Biodiversity: A year in review

A stock take of current environmental trends makes for a litany of waste, mismanagement and unsustainable consumption. Our annual report illustrates explains how investors have both the means and the opportunity to make a difference.

Biodiversity- A year in review

Increasing resource use is the main driver of a triple planetary crisis: climate change, biodiversity loss and pollution. Unfortunately, we as humans have failed to manage our global portfolio of assets sustainably. Estimates show that between 1992 and 2014, produced capital per person doubled, and human capital per person increased by about 13% globally; but that the stock of natural capital per person declined by nearly 40%.¹ We have been taking Nature for granted, and while humanity has prospered immensely in recent decades, the ways in which we have achieved such prosperity means that it has come at a devastating cost to nature and the environment. The main reason for such destruction has been our consumption patterns which today are characterised by a ‘buy and discard’ mentality.

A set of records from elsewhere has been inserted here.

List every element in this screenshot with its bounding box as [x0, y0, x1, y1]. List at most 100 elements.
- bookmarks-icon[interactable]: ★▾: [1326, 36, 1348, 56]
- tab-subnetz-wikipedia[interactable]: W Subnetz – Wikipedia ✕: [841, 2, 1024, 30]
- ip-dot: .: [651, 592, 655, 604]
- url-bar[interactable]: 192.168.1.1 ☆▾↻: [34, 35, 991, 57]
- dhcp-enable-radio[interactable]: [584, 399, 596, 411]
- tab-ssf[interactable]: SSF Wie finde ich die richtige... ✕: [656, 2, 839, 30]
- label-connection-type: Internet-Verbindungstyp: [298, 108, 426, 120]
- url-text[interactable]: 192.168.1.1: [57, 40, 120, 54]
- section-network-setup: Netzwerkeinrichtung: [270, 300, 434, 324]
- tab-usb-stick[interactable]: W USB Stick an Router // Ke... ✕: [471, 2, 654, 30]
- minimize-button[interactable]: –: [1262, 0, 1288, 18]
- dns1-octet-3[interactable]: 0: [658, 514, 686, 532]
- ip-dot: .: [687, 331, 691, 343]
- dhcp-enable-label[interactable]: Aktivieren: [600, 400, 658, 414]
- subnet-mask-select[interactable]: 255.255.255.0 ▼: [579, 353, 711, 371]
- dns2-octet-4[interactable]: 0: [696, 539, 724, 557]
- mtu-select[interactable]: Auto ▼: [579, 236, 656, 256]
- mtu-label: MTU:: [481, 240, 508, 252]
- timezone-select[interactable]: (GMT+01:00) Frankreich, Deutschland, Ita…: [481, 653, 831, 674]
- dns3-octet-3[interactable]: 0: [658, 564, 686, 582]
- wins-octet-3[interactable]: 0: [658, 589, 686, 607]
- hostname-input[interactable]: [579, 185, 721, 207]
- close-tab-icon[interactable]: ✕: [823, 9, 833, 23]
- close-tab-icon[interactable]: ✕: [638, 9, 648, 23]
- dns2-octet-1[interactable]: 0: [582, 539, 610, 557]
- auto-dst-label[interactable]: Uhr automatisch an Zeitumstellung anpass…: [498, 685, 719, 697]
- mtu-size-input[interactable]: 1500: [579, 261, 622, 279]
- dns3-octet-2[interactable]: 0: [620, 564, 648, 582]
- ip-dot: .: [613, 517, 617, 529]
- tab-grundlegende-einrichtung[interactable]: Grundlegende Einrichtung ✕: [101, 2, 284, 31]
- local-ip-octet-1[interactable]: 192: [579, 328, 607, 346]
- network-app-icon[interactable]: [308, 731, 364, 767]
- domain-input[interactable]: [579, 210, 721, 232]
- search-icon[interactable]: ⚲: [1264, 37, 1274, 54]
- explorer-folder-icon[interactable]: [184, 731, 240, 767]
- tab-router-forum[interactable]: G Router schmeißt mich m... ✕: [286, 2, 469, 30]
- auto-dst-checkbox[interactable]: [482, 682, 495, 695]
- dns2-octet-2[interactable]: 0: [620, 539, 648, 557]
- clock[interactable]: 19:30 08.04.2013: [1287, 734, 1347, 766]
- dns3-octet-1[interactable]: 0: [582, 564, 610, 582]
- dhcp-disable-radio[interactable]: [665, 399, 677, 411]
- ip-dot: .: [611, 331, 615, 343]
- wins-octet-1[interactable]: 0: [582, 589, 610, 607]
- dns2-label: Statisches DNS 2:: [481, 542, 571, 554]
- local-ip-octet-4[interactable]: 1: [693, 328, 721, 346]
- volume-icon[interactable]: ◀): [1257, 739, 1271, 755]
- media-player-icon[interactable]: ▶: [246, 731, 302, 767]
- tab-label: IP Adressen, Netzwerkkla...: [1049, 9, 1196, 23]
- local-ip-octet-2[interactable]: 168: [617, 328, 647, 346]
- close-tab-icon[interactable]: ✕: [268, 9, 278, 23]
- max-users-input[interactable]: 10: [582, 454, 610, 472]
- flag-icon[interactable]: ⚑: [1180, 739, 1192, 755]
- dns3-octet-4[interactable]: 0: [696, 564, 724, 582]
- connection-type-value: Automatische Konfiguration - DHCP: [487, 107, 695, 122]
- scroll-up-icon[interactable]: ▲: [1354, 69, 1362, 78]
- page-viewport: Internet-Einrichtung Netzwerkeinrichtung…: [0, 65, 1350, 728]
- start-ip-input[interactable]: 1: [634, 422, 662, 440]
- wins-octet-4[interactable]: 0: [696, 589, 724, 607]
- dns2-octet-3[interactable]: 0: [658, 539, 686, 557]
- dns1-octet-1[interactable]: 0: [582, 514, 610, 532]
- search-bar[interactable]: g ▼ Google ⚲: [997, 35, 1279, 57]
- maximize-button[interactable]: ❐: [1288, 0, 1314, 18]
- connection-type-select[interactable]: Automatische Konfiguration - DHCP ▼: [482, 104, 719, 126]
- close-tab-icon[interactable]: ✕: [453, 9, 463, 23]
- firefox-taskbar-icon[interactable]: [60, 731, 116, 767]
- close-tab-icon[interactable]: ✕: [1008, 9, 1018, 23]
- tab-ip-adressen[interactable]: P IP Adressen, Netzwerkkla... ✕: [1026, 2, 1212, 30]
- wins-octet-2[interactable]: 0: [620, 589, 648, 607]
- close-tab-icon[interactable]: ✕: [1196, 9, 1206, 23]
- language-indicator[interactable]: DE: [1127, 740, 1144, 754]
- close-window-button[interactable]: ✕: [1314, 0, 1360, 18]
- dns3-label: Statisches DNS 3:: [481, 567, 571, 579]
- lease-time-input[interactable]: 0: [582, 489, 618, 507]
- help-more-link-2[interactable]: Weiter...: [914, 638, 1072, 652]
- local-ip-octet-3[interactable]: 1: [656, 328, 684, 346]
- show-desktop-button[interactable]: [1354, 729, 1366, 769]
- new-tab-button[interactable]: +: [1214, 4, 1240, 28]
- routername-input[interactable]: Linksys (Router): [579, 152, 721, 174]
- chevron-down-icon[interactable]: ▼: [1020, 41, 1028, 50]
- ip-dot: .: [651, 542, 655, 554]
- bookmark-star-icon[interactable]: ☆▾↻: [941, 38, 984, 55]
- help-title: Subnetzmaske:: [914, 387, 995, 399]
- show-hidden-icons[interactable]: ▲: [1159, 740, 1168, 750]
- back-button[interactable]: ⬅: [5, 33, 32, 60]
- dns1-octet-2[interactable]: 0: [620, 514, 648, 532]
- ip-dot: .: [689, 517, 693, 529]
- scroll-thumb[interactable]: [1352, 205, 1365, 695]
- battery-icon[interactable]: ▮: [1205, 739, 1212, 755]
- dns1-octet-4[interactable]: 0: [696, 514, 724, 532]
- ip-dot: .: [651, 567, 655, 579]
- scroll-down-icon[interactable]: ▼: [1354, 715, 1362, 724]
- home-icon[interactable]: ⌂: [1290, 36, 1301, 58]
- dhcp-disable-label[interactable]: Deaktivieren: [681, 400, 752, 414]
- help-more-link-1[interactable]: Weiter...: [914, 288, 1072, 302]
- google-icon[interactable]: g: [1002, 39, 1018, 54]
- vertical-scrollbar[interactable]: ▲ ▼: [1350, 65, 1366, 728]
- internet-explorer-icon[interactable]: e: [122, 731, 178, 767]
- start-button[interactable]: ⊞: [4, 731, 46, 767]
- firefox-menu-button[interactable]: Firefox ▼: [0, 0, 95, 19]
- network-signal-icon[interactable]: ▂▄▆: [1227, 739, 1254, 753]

Between 2000 and 2022, increasing affluence became the single largest driver of the growth of global resource use, followed by population increase. While technology previously served to decrease resource use in all seven regions across the world, it has now driven increases in two regions. If historical trends continue, global resource use would grow by 60% from 2020 levels by 2060, contrary to the target of reducing  global material resource consumption by more than half by 2050.

In today’s world, our society relies on non-renewable resources, yet yearly, we directly waste or mismanage much of it.